#bumble | #tinder | #pof Alaska Journal | BROWN’S CLOSE: Love in the Time of Corona

Dating behavior has changed due to the coronavirus. Singles are now encouraged to pursue socially distanced dating, be that virtually, or through wholesome, six foot spaced walks.  This phenomenon has been a boon to online dating platforms. Bumble, the dating app with the second highest userbase in the United States, saw more than a 20 percent increase in usage during the early days of the pandemic, and hit the 100 million user mark in July. The app is geared towards women, with females bearing the brunt of messaging matches first. Men have twenty-four hours to respond, or not.

I am a veteran online dater, and have used Bumble specifically. The field of candidates on the app is endlessly fascinating, and the details men choose to put in their profiles is telling. Over the years, I’ve honed a fool proof vetting method for profiles, based on several cardinal offenses. For example, you must have all of your clothes on in all of your pictures. Possible exceptions can be made for beach pictures, but in that case, you cannot have more than one beach picture.

            And then there are the Selfie Sins:

  1. One must never post selfies in bed;
  2. One must never post selfies in the bathroom;
  3. One must never post selfies in the car;
  4. If all of the photos in your profile are selfies, I am forced to assume you have no friends, or anyone else in your life who could take your picture.

Bumble does appeal to female empowerment enthusiasts, and in keeping with this theme, users are encouraged to post information on their profile that traditionally would not be discussed in mixed company. Bumble asks users to disclose their political and religious affiliations, and whether or not the user votes. Singles can then filter out matches who do not conform to their preferred affiliations.

You can also filter by the most important quality of all: the astrological sign.

I’ve had dating success on Bumble, with “success” defined as dating people long term whom I met through the app. Those aren’t the fun stories, however. People just want to hear about the disasters.

Not to disappoint, some dates were resoundingly painful. For example, I went out with a college educated, 6-foot-7 math major. He was a self-proclaimed Catholic opera lover and cello player, who now worked as a commercial fisherman. Reading all of these specifics in his profile piqued my curiosity; he sure seemed to have a lot going on.

We had coffee at Starbucks for the requisite 47 minutes. I asked questions, and he took full 30 second pauses before he would answer each. He would drag on his drink, look off ponderously at some destination just above my right shoulder, and sigh, “You know, I never thought about that.”

A few days after the date, he texted: “My brain hurts from your questioning. Are you always that intense?”

To be fair, I did ask him a lot of questions. Those questions, however, were about deep topics like, “What’s your favorite movie?”

After he sat silently for a time, and then announced he’d never thought about it, I downgraded to an easier level: “What’s your favorite color?”
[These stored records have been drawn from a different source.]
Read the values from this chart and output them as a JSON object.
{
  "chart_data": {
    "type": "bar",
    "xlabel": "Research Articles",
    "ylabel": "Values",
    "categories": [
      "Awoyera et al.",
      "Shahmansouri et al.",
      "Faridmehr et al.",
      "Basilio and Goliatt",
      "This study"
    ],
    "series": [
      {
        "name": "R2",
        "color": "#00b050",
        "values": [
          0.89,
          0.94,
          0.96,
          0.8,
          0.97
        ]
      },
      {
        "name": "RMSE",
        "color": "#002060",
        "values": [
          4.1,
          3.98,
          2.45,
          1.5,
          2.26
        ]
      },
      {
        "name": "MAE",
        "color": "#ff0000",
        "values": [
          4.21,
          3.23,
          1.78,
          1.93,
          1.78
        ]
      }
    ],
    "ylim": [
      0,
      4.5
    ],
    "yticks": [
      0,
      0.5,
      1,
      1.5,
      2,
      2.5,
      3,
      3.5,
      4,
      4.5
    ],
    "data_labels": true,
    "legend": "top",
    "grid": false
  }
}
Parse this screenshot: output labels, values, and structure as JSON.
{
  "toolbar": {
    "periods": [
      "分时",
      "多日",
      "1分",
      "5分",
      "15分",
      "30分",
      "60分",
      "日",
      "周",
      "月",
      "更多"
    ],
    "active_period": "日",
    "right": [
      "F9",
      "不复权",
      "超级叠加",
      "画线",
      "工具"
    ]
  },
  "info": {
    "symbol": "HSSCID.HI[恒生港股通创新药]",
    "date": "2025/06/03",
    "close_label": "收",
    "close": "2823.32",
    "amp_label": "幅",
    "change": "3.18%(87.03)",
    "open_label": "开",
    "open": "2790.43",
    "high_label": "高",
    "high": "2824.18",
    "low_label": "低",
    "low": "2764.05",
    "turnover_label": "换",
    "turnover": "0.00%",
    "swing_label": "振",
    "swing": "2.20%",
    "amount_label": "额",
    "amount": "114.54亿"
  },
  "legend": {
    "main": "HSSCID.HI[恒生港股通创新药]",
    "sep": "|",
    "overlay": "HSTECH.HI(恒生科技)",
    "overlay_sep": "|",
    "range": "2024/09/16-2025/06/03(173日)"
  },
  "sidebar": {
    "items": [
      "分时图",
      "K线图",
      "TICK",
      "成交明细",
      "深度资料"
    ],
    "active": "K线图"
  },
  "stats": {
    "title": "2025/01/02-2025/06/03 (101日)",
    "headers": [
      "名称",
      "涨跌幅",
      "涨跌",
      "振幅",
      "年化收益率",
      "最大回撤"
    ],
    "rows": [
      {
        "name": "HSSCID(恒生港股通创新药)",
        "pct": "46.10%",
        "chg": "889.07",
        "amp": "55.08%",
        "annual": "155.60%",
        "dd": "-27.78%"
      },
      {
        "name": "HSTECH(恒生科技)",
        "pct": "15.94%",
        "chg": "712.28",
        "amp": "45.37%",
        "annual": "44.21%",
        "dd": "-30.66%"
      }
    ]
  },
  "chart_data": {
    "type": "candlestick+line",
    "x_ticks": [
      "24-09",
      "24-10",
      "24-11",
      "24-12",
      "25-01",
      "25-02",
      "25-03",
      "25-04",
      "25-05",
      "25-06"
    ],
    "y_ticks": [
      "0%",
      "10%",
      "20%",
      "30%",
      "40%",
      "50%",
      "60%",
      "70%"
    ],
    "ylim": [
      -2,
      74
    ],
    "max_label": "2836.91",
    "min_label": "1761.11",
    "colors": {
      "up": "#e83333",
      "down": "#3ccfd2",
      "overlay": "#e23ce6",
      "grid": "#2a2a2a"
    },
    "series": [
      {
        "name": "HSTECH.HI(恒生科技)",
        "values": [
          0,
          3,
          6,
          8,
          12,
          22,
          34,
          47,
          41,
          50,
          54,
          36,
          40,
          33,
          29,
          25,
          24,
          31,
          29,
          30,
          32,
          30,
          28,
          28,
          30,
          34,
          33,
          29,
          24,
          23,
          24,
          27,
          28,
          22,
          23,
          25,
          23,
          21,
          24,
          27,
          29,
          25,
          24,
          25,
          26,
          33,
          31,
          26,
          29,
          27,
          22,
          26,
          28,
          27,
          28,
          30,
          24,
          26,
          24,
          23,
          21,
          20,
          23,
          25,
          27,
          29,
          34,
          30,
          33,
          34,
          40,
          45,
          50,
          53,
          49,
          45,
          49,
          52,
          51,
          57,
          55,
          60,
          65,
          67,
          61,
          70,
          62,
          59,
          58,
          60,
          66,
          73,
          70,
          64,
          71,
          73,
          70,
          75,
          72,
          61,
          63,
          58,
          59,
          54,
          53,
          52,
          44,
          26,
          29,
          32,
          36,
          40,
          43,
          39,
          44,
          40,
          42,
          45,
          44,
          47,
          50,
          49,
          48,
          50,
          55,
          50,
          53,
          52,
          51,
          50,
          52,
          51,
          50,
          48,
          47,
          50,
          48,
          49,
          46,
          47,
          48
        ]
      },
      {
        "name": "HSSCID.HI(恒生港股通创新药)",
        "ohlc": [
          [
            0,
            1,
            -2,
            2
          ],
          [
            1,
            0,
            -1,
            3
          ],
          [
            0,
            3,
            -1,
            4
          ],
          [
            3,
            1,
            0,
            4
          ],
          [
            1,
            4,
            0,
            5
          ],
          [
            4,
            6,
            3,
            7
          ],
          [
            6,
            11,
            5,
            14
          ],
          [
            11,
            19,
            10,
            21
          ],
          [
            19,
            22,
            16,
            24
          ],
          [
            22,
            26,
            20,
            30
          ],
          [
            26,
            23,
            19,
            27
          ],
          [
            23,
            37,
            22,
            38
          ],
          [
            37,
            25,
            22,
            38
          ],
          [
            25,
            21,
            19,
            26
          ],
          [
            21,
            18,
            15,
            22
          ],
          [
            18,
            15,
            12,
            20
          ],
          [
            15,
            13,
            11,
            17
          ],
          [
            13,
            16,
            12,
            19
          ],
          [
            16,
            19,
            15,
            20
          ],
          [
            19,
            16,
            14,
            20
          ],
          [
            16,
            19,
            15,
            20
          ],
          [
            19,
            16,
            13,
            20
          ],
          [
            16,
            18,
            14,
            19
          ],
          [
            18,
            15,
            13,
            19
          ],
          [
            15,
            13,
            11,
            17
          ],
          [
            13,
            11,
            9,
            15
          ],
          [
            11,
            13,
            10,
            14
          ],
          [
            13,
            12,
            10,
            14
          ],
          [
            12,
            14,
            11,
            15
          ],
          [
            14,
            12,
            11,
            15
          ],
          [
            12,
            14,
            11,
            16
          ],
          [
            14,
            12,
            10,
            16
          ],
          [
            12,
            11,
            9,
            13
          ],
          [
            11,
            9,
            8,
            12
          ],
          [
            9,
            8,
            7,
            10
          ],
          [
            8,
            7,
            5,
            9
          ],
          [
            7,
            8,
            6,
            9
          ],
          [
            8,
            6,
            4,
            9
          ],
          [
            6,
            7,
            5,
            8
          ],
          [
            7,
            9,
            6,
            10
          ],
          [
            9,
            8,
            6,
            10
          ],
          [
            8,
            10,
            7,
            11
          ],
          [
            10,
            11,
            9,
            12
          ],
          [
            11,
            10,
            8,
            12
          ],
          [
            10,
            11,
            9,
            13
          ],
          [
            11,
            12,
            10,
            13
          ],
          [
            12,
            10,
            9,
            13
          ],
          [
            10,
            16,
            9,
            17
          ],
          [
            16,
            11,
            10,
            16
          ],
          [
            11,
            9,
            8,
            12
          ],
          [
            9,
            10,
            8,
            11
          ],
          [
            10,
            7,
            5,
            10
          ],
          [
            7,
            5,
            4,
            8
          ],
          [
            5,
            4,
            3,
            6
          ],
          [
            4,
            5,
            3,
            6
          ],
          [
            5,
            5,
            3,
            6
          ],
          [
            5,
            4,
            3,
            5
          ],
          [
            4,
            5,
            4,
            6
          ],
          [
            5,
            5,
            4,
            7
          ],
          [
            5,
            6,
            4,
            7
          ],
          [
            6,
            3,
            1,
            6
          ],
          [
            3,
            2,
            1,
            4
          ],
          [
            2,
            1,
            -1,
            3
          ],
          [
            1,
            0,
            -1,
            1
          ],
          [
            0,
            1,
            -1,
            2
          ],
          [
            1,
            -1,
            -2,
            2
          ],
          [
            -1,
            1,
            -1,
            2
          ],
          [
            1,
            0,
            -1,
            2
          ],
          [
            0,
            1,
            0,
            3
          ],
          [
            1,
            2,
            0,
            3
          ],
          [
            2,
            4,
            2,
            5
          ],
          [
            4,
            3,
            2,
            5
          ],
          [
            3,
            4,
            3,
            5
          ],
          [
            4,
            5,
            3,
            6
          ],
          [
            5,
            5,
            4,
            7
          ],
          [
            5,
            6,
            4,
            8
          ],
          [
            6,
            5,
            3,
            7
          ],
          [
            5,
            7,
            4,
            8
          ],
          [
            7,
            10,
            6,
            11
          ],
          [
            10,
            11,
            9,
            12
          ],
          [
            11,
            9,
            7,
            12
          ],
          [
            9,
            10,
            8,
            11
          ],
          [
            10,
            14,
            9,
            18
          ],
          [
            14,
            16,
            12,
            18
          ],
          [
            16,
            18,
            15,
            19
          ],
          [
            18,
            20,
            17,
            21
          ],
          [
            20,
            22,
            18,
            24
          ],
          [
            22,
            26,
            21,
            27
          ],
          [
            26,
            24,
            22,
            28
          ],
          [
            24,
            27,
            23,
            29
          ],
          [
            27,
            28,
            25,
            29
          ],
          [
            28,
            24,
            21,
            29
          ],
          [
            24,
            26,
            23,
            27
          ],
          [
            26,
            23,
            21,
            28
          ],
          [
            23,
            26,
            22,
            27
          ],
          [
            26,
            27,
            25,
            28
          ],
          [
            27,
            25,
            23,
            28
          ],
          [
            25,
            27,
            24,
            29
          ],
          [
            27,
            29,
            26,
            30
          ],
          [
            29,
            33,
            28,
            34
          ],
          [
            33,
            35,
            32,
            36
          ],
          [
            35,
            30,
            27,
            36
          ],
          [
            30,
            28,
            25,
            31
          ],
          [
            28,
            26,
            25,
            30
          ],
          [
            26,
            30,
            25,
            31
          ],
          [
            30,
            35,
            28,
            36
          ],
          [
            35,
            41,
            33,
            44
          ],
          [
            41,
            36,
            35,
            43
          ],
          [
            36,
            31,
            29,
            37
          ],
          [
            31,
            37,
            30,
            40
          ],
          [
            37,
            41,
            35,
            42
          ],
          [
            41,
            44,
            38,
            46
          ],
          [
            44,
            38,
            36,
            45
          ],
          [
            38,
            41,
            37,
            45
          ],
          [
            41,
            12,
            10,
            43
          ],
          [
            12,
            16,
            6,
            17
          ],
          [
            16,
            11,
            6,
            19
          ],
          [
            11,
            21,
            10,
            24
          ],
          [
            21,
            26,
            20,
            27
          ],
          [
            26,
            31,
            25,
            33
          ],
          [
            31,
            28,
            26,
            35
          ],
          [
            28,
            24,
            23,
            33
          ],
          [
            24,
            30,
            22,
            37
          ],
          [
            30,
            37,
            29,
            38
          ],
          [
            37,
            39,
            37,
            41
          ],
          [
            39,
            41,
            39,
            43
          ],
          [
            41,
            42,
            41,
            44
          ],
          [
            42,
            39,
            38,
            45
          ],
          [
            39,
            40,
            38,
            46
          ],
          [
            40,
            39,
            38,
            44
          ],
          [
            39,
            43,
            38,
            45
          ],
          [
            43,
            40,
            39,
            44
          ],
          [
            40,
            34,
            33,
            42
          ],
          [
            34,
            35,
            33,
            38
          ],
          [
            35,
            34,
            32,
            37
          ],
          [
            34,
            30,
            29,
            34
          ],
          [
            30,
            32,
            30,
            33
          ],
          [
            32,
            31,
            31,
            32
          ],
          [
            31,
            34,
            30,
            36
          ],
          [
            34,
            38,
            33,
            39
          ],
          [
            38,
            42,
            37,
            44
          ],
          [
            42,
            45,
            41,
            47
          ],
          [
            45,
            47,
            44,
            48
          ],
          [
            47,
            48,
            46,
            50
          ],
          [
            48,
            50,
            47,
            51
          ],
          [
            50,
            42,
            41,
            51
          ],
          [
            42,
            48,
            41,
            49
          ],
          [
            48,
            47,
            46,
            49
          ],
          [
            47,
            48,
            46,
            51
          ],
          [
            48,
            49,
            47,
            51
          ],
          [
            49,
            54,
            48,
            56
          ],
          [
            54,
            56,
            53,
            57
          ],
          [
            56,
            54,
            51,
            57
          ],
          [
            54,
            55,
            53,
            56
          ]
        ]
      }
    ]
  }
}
That too was a head scratcher.

Among a few other life lessons, Bumble’s most persistent impact on me is to be skeptical of people I find on the Internet:

  1. People on the Internet may not be all there. I stopped seeing one man after he screamed about how much his genitalia hurt while we were at the Anchorage Symphony.
  2. People on the Internet do not waste time. Multiple men over the years have asked me to move in with them on the third date. One even asked me to move across state lines.

And yet —

  1. People on the Internet are flaky. I once had a guy miss our date at 11 in the morning on a Saturday because he did not set his alarm. Willing to give him a second chance, I agreed to meet him for lunch the following week. He texted to confirm lunch plans that morning, and then later that he was on his way.

The trouble was that he texted to say he was leaving his house in the suburbs 10 minutes after the date had already started, and it would take him another 27 minutes to arrive. Honestly, waiting around for another half-hour would have been the death knell to my dignity.

  1. People on the Internet are weird. One man’s profile had a photo of him completely nude, submerged in a bathtub full of royal blue paint. No other explanation or notation.

Sure, online dating can be fun. It can also be the source of a stellar headache. Good luck to all the Single Ladies.